A national assessment examining the scale, drivers and impacts of digital poverty in the UK, with implications for health and social care access.

Key statistics

  • an estimated 13-19 million people aged 16 and over in the UK experience digital poverty
  • digital poverty is driven by income constraints, infrastructure gaps and limited digital skills
  • significant regional variation exists in levels of digital poverty
  • modelling suggests substantial social and economic benefits from reducing digital poverty.

Key messages

  • digital poverty affects a large proportion of the UK population
  • lack of access to devices, connectivity and skills is unevenly distributed
  • digital access is closely linked to income, geography and education
  • reducing digital poverty delivers wider social and economic benefits
  • digital access functions as a determinant of health and social care inequality.

Policy implications

  • funding for devices and connectivity is needed at population scale
  • digital skills support should be embedded within public services
  • national and local strategies must address infrastructure and affordability
  • tackling digital poverty is integral to reducing inequalities in health and social care.

Gaps

  • need for more granular data on impacts for specific population groups
  • challenges in evaluating long-term effects of large-scale digital inclusion programmes.

Commentary
This report positions digital access as a foundational condition for participation in modern health and social care systems. By quantifying the scale of digital poverty and its underlying drivers, it shows that exclusion from digital services is not marginal but widespread.

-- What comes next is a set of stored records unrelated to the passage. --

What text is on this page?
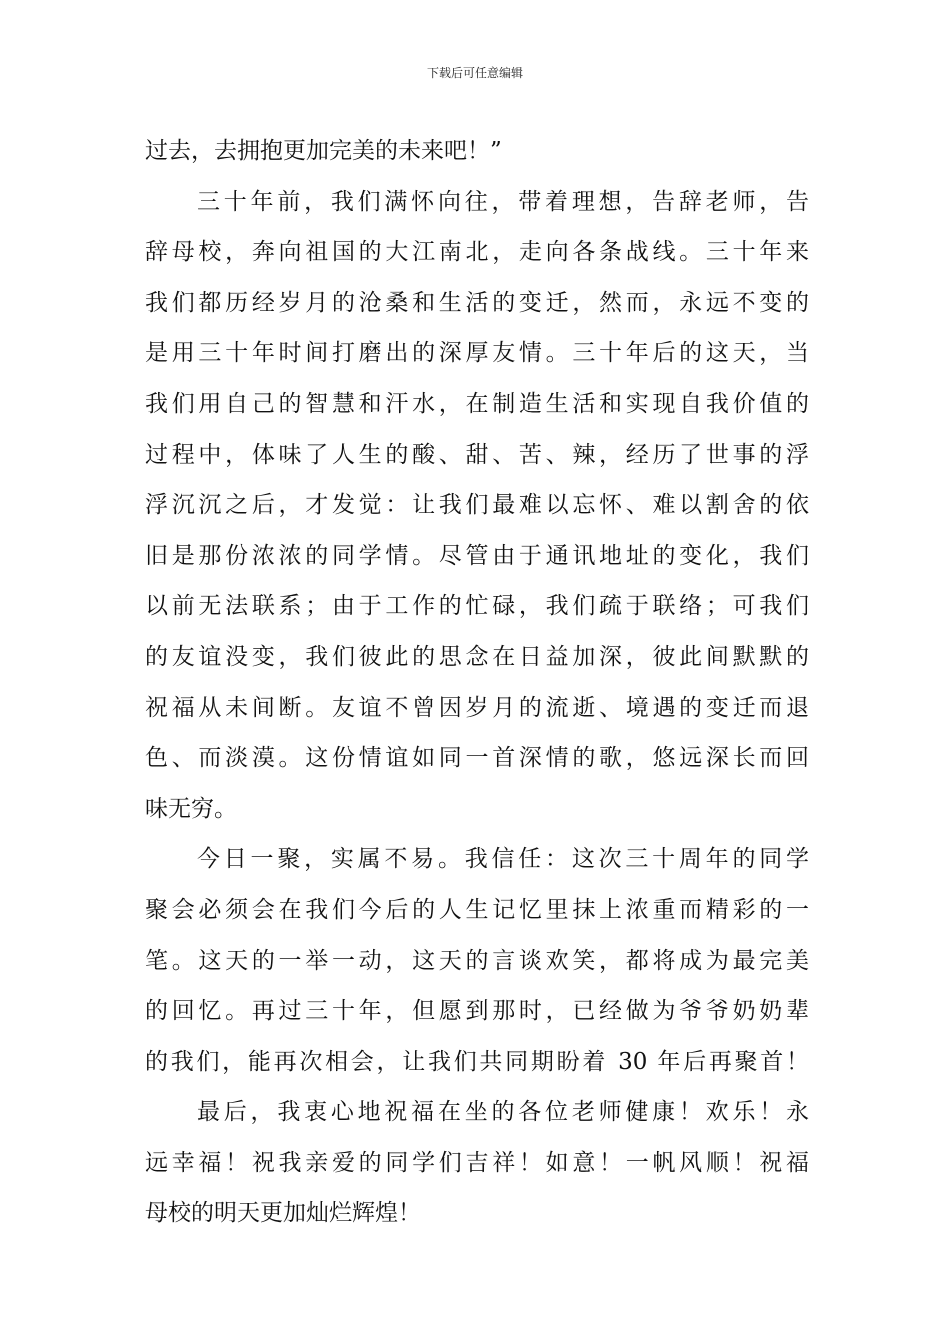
下载后可任意编辑
过去，去拥抱更加完美的未来吧！”
三十年前，我们满怀向往，带着理想，告辞老师，告
辞母校，奔向祖国的大江南北，走向各条战线。三十年来
我们都历经岁月的沧桑和生活的变迁，然而，永远不变的
是用三十年时间打磨出的深厚友情。三十年后的这天，当
我们用自己的智慧和汗水，在制造生活和实现自我价值的
过程中，体味了人生的酸、甜、苦、辣，经历了世事的浮
浮沉沉之后，才发觉：让我们最难以忘怀、难以割舍的依
旧是那份浓浓的同学情。尽管由于通讯地址的变化，我们
以前无法联系；由于工作的忙碌，我们疏于联络；可我们
的友谊没变，我们彼此的思念在日益加深，彼此间默默的
祝福从未间断。友谊不曾因岁月的流逝、境遇的变迁而退
色、而淡漠。这份情谊如同一首深情的歌，悠远深长而回
味无穷。
今日一聚，实属不易。我信任：这次三十周年的同学
聚会必须会在我们今后的人生记忆里抹上浓重而精彩的一
笔。这天的一举一动，这天的言谈欢笑，都将成为最完美
的回忆。再过三十年，但愿到那时，已经做为爷爷奶奶辈
的我们，能再次相会，让我们共同期盼着 30 年后再聚首！
最后，我衷心地祝福在坐的各位老师健康！欢乐！永
远幸福！祝我亲爱的同学们吉祥！如意！一帆风顺！祝福
母校的明天更加灿烂辉煌！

The findings highlight how digital poverty maps onto existing patterns of disadvantage. People with lower incomes, weaker infrastructure and fewer digital skills are more likely to face barriers to online health information, digital appointments and technology-enabled care. As digital routes become increasingly embedded in service delivery, these gaps translate directly into unequal access.

Rather than framing digital exclusion as an individual deficit, the report emphasises its structural nature. Access to devices, affordable connectivity and skills support emerges as a prerequisite for fair access to care, not an optional add-on.

Overall, the analysis supports that efforts to expand digital health and care must be accompanied by large-scale investment in inclusion. Without addressing digital poverty directly, the use of technology in care risks reinforcing existing social and care inequalities rather than helping to reduce them.